Die neuen systematischen Grundlagen des KStG 1977, die sich von der handelsrechtlichen Vorstellung der Liquidationsraten als Rückzahlung von Kapital gelöst haben, wirken sich auch auf die Auslegung des § 9 Nr. 2 a GewStG aus. Es ist nichts dafür ersichtlich, daß durch die "Gewinne aus Anteilen" im Sinne dieser Bestimmung nicht auch die "Bezüge" i. S. des § 20 Abs. 1 Nr. 2 EStG umfaßt wären. Zutreffend hat das FG darauf hingewiesen, daß bezogen auf den Streitfall kein sachlicher Unterschied besteht zwischen "Gewinnanteilen" und - als deren Oberbegriff - "Bezügen" einerseits (vgl. auch § 17 Abs. 4 EStG) und "Gewinnen aus Anteilen" andererseits (vgl. Blümich/Gosch, a. a. O., § 9 GewStG Rdnr. 152 b; Flick/Wassermeyer/Becker, Außensteuerrecht, § 9 Nr. 7 GewStG Rdnr. 10 f.). In dieser Hinsicht ist maßgebend, daß seitens der Kapitalgesellschaft (sonstige) "Leistungen" erbracht werden, die bei den Empfängern Einnahmen i. S. des § 20 Abs. 1 Nr. 1 oder 2 EStG sind.

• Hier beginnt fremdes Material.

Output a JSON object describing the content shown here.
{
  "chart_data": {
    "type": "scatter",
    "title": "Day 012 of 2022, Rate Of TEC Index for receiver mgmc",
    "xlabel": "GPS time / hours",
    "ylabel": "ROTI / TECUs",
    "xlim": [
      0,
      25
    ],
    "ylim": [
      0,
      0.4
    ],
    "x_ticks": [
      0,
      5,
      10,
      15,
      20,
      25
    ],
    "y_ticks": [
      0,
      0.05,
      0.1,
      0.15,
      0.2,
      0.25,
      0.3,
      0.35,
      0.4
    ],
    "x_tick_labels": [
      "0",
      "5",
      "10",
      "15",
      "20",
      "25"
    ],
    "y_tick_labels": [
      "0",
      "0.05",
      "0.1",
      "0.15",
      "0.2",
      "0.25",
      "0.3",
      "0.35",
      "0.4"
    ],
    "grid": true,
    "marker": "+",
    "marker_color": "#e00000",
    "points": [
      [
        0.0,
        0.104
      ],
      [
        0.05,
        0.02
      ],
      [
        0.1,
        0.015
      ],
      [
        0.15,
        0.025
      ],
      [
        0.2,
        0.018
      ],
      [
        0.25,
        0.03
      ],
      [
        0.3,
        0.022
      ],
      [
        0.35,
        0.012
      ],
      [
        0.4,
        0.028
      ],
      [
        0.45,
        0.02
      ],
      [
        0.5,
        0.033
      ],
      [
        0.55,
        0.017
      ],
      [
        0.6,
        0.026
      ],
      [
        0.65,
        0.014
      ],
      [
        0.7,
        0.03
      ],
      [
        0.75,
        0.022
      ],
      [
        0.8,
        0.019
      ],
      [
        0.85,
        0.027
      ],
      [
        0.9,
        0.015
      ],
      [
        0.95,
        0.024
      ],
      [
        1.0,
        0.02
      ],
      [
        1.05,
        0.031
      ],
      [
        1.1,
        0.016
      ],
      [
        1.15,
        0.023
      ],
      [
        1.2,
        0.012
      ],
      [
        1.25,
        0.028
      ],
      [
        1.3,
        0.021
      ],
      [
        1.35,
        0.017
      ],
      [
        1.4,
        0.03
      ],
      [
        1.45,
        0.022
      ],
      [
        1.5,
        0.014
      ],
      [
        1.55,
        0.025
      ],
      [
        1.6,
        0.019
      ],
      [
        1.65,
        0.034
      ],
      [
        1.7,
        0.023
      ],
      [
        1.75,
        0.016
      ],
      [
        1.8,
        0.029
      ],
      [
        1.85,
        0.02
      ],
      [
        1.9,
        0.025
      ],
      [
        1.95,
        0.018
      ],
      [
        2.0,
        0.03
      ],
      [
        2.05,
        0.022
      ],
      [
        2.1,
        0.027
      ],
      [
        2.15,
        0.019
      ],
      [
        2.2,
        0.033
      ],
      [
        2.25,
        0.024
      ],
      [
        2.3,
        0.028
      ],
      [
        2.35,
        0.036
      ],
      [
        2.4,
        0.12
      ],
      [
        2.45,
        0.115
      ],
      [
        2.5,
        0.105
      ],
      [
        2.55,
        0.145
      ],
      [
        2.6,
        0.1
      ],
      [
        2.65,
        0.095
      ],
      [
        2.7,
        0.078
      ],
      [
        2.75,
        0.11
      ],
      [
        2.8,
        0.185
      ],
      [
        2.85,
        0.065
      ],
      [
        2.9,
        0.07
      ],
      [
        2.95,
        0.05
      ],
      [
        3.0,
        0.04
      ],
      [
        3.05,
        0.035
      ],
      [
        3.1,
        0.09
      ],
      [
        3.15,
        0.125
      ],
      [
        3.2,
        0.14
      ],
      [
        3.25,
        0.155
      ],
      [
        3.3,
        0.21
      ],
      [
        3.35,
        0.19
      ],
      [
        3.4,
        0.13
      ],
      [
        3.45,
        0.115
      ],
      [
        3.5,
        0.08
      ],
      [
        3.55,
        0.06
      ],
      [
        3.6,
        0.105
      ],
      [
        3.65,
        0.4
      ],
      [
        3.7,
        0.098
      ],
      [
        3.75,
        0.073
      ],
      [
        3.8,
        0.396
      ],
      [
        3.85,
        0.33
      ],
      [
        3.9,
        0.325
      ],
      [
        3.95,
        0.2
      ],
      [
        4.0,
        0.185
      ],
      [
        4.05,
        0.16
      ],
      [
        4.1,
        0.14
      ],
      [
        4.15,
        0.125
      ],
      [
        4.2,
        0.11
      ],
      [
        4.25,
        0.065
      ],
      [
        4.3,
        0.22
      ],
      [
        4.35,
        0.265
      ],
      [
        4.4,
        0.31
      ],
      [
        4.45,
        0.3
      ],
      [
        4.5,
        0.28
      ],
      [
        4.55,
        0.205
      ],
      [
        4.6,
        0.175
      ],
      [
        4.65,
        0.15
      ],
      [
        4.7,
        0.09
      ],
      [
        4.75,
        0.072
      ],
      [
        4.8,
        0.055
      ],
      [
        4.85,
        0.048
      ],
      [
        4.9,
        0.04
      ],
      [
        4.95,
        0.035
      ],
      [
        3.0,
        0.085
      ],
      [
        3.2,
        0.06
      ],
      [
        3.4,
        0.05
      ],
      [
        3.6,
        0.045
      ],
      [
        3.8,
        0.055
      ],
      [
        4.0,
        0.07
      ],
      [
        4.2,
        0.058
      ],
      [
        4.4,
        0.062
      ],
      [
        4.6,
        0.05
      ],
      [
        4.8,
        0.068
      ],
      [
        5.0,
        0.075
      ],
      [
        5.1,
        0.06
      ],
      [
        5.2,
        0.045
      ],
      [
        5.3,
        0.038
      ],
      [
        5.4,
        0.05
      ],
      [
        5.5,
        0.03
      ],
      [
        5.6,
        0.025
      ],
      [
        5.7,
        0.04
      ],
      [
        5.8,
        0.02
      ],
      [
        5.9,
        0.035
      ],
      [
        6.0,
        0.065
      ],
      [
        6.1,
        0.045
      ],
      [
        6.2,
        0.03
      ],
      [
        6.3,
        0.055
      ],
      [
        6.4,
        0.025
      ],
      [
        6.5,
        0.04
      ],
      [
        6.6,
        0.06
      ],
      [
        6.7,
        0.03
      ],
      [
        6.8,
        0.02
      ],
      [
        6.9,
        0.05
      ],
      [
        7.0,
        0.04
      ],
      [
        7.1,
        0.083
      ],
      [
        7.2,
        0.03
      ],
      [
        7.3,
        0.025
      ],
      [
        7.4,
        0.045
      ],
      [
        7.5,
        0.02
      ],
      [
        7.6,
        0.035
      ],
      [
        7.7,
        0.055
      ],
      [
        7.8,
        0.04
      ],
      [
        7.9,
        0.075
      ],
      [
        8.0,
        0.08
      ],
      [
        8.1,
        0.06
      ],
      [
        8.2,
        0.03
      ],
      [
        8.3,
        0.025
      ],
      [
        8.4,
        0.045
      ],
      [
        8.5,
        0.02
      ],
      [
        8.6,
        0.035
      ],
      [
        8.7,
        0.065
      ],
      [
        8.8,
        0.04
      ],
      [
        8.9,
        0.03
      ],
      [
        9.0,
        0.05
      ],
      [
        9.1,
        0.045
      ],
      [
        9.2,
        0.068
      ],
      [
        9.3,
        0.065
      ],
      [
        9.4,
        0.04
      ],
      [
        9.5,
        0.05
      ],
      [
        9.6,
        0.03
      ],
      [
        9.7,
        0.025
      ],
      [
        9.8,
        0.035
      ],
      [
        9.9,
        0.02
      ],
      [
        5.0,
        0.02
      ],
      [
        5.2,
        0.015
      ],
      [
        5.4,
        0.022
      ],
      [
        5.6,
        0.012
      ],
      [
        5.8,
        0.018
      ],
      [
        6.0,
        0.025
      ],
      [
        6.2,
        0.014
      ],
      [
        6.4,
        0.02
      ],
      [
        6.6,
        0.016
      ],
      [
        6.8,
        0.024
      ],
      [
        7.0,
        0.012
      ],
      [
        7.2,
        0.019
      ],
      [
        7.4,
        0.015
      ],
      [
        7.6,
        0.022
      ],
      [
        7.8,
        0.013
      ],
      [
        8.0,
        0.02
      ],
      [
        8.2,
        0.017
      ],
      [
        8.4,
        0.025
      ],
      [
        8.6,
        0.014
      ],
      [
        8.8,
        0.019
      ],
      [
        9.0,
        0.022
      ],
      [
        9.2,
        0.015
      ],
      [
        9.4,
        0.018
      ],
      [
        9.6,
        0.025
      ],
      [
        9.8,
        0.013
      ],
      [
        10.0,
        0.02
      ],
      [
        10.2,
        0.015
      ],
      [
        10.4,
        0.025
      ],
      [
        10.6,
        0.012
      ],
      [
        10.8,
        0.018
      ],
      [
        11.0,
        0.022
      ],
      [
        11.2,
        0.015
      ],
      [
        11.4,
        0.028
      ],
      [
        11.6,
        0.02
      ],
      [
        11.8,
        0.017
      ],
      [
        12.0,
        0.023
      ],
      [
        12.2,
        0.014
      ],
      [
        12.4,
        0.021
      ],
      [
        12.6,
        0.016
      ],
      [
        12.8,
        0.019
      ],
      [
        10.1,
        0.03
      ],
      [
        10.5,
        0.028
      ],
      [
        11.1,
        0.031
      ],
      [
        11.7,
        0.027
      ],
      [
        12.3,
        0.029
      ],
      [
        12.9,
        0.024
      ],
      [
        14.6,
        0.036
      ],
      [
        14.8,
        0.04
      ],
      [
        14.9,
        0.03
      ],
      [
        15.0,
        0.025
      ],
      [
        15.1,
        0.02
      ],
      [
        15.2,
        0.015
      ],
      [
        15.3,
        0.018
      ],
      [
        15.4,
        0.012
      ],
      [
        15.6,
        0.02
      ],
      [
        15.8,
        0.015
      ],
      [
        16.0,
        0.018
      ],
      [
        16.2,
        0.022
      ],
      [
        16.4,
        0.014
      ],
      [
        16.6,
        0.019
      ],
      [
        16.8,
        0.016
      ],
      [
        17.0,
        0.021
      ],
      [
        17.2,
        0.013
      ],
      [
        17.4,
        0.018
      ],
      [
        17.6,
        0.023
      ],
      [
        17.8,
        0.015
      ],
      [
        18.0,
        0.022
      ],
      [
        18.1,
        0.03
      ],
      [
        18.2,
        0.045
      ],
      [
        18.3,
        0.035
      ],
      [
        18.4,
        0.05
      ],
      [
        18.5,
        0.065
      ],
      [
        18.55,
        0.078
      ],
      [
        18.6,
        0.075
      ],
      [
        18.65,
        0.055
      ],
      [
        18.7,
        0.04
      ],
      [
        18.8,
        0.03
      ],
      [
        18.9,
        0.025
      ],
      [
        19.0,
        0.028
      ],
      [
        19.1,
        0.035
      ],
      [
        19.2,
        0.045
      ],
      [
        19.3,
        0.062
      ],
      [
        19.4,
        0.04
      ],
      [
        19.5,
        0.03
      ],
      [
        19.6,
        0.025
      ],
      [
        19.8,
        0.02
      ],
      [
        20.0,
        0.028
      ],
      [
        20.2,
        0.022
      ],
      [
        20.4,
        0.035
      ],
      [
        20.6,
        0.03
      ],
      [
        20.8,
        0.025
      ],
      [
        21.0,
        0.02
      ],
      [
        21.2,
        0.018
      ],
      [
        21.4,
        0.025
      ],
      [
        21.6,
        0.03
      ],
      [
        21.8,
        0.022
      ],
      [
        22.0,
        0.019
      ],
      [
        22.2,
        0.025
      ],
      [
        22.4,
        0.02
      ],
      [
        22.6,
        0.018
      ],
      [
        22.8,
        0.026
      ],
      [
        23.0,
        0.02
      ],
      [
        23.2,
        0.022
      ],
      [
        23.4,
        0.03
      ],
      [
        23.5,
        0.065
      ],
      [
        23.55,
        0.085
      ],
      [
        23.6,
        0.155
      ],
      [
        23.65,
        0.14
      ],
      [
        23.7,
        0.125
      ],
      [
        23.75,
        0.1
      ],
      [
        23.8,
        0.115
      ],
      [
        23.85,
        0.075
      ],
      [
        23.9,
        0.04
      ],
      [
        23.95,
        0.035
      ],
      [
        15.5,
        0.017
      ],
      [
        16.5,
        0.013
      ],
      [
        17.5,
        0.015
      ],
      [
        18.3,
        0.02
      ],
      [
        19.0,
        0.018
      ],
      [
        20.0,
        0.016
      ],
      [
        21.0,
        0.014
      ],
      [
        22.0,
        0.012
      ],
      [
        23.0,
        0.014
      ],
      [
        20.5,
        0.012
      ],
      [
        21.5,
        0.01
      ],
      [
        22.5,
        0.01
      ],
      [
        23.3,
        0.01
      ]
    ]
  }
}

f) Das Ergebnis einer Auslegung des § 9 Nr. 2 a GewStG nach Wortlaut und Systematik wird bestätigt durch den Zweck der Vorschrift. Der Entlastungszweck dieser Bestimmung ist im Streitfall einschlägig, weil die von der Kapitalgesellschaft thesaurierten Gewinne bereits der Gewerbesteuer unterlegen haben. Es besteht auch ein "Zusammenhang der Liquidationsraten mit der früheren Geschäftstätigkeit". Dieser wird dadurch hergestellt, daß alle nicht ausgeschütteten Gewinne, soweit sie im auszukehrenden Liquidationsendvermögen thesauriert sind, als das für Ausschüttungen verwendbare Eigenkapital (§ 29 Abs. 2 KStG 1977) in der Gliederungsrechnung des § 30 KStG 1977 "statistisch erfaßt" worden waren und gewerbesteuerbaren Gewinnen der Kapitalgesellschaft als sachlich zusammenhängend zugeordnet werden können.

g) Der Senat verkennt nicht, daß sich infolge des mit dem Jahr 1977 vollzogenen körperschaftsteuerrechtlichen Systemwandels die rechtliche Aussage des § 9 Nr. 2 a GewStG verändert hat. Dies ist darin begründet, daß diese Vorschrift insofern verweisenden Charakter hat, als sie die ertragsteuerrechtlichen Kategorien "Gewinn" bzw. "Gewinnanteil" in Bezug nimmt. Auf die Frage, ob der Gesetzgeber diese "Fernwirkung" gesehen und ggf. beabsichtigt hat, kommt es nicht an. Anhaltspunkte dafür, daß er diese Wirkung nicht gewollt hätte, sind nicht ersichtlich.

h) Der I. Senat hat auf Anfrage erklärt, daß der erkennende Senat mit seiner Entscheidung nicht von Rechtsgrundsätzen des Urteils in BFHE 163, 210, BStBl II 1991, 372 abweicht.

4. Da das angefochtene Urteil diesen Grundsätzen entspricht, war die Revision als unbegründet zurückzuweisen.